Dual-degree students complete core requirements for both the BFA and MA programs, and can take 2–4 graduate level courses that can be counted for both degrees.
The following graduate-level courses can apply to both degrees because they can be double-counted as unrestricted electives in the undergraduate BFA program:
ARTED-GE 2015 – Race, Education and the Politics of Visual Representation
ARTED-GE 2277 – Media Literacy & Visual Culture: Teaching Art in a Digital Age
ART-GE 2972 – Interdisciplinary Grad Projects: Art in Dialogue
TCHL-GE 2010 – Inquiries into Teaching & Learning
ARTED-GE 2081 – Special Education: Disabilities Studies and Contemporary Art
These classes can be taken during junior or senior years but there is flexibility in the total number of courses and credits achieved before entering the 5th year of the degree.
A minimum of 2 courses (6 credits) should be taken as an undergraduate student: ‘ARTED-GE 2015 Race, Education, and the Politics of Visual Representation’ and TCHL-GE 2010 Inquiries into Teaching & Learning. Graduate-level classes that include required fieldwork experiences in schools for Initial Certification requirements are taken in the fifth year of the degree.

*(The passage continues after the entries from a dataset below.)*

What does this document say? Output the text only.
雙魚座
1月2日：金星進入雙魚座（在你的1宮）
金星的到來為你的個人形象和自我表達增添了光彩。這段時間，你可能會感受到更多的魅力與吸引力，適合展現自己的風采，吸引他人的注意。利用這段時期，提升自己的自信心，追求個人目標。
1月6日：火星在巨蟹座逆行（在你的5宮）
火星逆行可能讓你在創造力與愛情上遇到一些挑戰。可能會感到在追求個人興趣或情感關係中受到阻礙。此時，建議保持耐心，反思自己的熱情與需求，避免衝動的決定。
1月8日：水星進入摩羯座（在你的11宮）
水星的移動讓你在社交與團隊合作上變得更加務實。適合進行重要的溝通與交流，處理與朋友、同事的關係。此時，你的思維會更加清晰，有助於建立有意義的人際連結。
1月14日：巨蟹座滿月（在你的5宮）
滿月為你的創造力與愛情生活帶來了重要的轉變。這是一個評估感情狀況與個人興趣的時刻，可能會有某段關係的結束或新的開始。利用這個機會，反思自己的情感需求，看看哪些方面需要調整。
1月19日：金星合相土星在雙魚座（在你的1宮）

BFA students should discuss how many graduate-level classes they are able to take during their undergraduate degree with their academic advisor.
MA Program of Study
FALL Classes Available for Junior and/or Senior Year Undergraduates
Race, Education, and the Politics of Visual Representation (3 credits) -- this course is a prerequisite for the Dual Degree program
Interdisciplinary Studio (3 credits)
SPRING Classes Available for Junior and/or Senior Year Undergraduates
Inquiries into Teaching & Learning (3 credits)
This course is a prerequisite for the Dual Degree program and is offered in Fall and Spring semesters
Media Literacy & Visual Culture: Teaching Art in a Digital Age (3 credits)
Fifth Year Graduate Courses
Students must take these courses, and any other MA courses listed above not completed during their junior/senior undergraduate years for a total of 30 graduate credits.
Social Justice Education through Contemporary Art: Elementary Teaching (4 credits)
Course includes Elementary Learning Partner Fieldwork in a school
Special Education: Disabilities Studies and Contemporary Art (3 credits)
Drug & Alcohol Ed/Child Abuse Identification/Violence Prevention (0 credits)
We also encourage students to take required NY Certification tests for Initial Certification, Visual Art.
Winter Semester/January Term
Student Teaching Seminar: Elementary (2 credits)
Course includes Elementary Student Teaching Fieldwork in a school
Social Justice Education through Contemporary Art: Secondary Teaching (4 credits)
Course includes Secondary Learning Partner Fieldwork teaching Visionary Studios: Saturday Workshop
Visionary Studios: Saturday Workshop (0 Credits)
Student Teaching Seminar: Secondary (2 credits)
Course includes Secondary Student Teaching Fieldwork in a school
ARTED- GE 2000
Research in Art+Education (2 credits)
Final Project in Art+Education (1 credit)
Note: Students must also complete all required New York state certification tests in order to receive Initial Certification to teach K–12 Visual Art upon completion of the MA degree. Learn more about certification requirements.
Art+Education Program Goals
- Examine the ways that art making and the teaching of art are grounded in power structures situated within social, political, and cultural institutions and history.
- Understand that art and education are forms of knowledge production that allow us to make meaning about the world based on our experiences of race, class, gender, sexuality, and ability; this knowledge can help us represent the world, as well as transform it.
- Design methods for teaching art and enacting artistic interventions that support critical thinking, creative inquiry, and social change inspired by contemporary approaches to art making, analyzing works of historical and current art, and social activism.
- Demonstrate the ability to be reflective practitioners and effective researchers who understand that theory informs practice and practice must be theorized.
- Empower persuasive cultural advocates and community leaders able to articulate the importance of art in schools, institutions, and society at large.